Le Directeur exécutif de l'Institut pour la justice du Kosovo, Ehat Miftaraj, a déclaré que le refus du Premier Ministre Kurti d'ordonner à la Cour constitutionnelle de Pristina de témoigner devant le Procureur spécial était une mauvaise nouvelle pour l'état de droit au Kosovo. Selon lui, il abuse de la fragilité du système judiciaire et du manque de courage [...]
Le Directeur exécutif de l'Institut pour la justice du Kosovo, Ehat Miftaraj, a déclaré que le refus du Premier Ministre Kurti d'ordonner à la Cour constitutionnelle de Pristina de témoigner devant le Procureur spécial était une mauvaise nouvelle pour l'état de droit au Kosovo.

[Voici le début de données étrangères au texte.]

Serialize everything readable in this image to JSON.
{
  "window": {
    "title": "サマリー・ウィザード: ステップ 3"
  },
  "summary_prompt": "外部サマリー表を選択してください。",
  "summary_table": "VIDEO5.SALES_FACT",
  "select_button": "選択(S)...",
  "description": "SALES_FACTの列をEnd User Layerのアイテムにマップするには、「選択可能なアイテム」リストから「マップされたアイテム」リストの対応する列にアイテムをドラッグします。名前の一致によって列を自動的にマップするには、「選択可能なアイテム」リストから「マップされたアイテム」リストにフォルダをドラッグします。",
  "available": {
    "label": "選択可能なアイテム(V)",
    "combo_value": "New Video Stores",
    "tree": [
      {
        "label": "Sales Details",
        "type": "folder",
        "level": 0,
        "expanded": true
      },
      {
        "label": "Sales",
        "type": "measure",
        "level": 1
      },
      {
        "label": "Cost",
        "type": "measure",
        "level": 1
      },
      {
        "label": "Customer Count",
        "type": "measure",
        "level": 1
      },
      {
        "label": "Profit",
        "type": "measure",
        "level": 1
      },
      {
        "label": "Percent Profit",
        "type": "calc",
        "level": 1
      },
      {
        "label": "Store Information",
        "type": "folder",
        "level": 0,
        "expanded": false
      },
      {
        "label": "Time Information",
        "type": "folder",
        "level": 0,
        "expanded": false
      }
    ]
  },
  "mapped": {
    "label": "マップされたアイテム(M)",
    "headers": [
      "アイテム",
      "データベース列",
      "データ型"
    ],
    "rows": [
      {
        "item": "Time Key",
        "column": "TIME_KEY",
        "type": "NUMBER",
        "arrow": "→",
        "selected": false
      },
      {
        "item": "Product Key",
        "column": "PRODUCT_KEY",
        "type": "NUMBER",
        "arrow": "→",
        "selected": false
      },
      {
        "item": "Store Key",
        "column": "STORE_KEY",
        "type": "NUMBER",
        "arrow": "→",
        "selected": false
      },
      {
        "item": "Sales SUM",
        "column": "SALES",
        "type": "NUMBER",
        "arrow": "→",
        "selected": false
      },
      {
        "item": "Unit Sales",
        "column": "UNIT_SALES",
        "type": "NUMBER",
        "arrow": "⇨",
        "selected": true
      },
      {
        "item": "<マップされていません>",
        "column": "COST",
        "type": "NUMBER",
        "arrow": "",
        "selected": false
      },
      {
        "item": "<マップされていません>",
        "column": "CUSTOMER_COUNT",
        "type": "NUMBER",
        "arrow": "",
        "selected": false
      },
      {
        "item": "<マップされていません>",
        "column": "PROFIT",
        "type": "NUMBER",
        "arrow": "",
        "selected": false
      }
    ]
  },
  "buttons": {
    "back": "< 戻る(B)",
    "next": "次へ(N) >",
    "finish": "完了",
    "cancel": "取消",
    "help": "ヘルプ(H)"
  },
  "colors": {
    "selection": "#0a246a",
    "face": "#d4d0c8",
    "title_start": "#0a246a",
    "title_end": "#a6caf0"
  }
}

Selon lui, il abuse de la fragilité du système judiciaire et du manque de courage des procureurs.
“Je pense que c'est une très mauvaise nouvelle pour l'état de droit au Kosovo, pour l'indépendance du système judiciaire et du système de poursuites, quand un premier ministre est invité comme témoin d'une procédure pénale qui fait l'objet d'une enquête du Procureur spécial et que celui-ci refuse de répondre positivement à l'invitation de l'accusation, mais aussi que l'ordonnance de la Cour témoigne du même respect de la Constitution de la République du Kosovo et de l'état de droit au Kosovo<1>, a-t-il déclaré à RTV21.
Le Premier Ministre du Kosovo, Albin Kurti, n'a pas répondu à l'ordre du Tribunal de la Fondation de Pristina de comparaître au Bureau du Procureur, où il a été invité à témoigner de la qualité de la question de la réserve d'État.